When she finished, Todd was silent for a few seconds.

She waited for him to say something.
It's too much for him,
she thought.
I knew it.

He said finally, “It's a lot to tell someone you just met.”

“I know it's a lot,” she said. “I just didn't know how you'd react. What you said when I told you—‘I'm sorry'—that's all you have to say. But some people don't say anything. They're afraid of saying something wrong.”

He looked at her uncertainly. She had no idea what he was thinking or what he would do next. Would he walk out? Pretend everything was fine then leave after dinner?

Finally, he said, “You're pretty brave.”

“I don't think so.” She tried not to cry.

He leaned over and hugged her. She held in her tears, which wasn't easy. Todd took her hand. He was quiet for a long time. Finally she had to break the silence.

“What?” she asked.

“Nothing,” he said. “I'm just processing it. It's a major thing about you that I didn't know before. It's just not what I'm used to.”

“You think I am?”

“I'm sure you're not.”

“When I got married, I thought I'd be married forever,” she said. “I never thought I'd have to date again.”

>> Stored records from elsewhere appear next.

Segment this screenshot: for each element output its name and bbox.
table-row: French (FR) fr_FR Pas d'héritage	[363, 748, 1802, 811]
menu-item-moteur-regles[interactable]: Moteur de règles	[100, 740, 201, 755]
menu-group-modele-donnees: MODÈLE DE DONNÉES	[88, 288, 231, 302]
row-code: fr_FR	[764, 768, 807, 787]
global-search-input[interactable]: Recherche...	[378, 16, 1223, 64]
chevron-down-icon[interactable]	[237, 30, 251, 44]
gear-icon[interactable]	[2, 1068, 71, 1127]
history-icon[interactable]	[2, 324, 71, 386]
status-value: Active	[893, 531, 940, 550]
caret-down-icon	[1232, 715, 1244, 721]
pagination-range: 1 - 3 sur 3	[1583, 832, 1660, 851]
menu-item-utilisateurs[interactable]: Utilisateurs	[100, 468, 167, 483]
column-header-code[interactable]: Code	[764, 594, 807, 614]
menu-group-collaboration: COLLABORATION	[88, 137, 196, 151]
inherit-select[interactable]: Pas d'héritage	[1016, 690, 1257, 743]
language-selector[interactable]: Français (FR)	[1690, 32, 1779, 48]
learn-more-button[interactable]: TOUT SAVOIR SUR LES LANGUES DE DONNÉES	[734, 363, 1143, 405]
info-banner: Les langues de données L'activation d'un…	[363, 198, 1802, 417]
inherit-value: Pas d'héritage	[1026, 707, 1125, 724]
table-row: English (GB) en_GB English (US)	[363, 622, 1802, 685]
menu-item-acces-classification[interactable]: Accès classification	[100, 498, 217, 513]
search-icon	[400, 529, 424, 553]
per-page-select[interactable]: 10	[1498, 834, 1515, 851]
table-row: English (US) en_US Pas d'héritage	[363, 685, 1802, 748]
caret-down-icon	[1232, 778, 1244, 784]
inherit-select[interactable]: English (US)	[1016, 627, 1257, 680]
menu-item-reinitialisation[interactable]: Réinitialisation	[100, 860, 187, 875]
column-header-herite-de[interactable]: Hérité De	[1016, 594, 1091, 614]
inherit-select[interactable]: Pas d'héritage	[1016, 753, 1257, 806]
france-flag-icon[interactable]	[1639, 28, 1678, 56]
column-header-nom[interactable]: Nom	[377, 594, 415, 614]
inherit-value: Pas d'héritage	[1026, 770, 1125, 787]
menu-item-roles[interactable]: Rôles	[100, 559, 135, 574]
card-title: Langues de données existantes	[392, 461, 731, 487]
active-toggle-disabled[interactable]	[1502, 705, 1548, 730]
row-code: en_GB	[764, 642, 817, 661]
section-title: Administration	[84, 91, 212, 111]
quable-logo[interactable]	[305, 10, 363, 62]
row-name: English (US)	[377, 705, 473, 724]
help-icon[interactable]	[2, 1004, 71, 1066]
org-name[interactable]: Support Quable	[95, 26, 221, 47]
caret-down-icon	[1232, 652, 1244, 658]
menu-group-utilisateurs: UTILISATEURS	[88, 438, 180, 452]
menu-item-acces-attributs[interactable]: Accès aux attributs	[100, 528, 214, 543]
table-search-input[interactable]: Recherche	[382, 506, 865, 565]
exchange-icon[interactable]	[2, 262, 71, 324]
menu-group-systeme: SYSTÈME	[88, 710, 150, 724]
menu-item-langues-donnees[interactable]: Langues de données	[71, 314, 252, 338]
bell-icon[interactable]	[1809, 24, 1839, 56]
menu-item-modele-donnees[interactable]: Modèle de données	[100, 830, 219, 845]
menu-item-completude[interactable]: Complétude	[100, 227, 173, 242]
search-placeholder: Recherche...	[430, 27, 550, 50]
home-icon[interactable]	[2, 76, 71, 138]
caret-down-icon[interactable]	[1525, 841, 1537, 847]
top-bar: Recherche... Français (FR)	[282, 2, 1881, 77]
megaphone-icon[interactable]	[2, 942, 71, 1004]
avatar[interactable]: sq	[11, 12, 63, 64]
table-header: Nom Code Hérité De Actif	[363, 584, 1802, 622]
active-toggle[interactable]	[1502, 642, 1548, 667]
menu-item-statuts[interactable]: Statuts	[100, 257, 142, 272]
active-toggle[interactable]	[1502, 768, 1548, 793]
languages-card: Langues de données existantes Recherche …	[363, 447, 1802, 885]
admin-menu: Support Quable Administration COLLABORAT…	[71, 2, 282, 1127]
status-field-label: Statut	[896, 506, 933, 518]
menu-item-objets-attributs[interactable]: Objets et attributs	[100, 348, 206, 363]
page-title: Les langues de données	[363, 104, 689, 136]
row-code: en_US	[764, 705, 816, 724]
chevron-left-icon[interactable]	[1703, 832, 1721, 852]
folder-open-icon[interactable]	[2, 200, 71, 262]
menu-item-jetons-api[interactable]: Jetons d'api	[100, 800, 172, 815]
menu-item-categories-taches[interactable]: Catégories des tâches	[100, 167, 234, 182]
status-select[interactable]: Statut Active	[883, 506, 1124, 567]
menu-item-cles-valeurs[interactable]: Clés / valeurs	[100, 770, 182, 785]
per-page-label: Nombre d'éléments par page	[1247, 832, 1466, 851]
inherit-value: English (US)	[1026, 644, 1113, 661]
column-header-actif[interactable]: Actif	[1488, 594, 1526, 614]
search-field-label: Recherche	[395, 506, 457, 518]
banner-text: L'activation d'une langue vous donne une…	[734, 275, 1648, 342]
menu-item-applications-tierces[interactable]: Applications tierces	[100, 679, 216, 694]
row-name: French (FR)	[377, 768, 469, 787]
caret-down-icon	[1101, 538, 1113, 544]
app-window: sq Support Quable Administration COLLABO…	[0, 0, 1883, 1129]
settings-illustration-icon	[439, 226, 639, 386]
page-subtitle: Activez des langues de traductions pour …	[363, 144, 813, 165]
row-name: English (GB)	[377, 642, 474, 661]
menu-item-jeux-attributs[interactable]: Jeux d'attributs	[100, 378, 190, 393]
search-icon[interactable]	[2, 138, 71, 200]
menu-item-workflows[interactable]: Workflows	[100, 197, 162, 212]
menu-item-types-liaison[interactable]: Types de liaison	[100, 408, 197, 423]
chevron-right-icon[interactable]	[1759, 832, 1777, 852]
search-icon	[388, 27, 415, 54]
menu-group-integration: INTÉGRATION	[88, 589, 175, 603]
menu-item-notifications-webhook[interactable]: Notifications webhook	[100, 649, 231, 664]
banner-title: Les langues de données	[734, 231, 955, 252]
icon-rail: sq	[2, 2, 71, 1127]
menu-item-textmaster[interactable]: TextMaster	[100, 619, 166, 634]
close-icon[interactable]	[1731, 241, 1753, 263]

“Well,” he said, looking at her, “I'm glad you did.”

“Are you sure?”

“Yes,” he said. “You hungry?”

“God, yes.”

 

After they'd eaten, they were back on the couch, resting. He had dimmed the lights, but she could still see the serious expression on his face.

“Will you show me your pictures?” he asked.

“What pictures?”

“Your family. Um, your wedding.”

“You really want to see those?” she asked.

“I want to know about all the things you care about.”

 

Gert had three photo albums. The purple one contained old pictures her mom had given her before college. She'd put them
into the album the first week she'd gotten to campus. Hallie had helped. That was how they'd gotten to know each other so quickly—Hallie had learned about Gert's past right away.

The second album was from college. There were freshman year photos showing the guys on her floor hanging out in the dorm lounge, and later photos of her, Marc and Marc's fraternity brothers.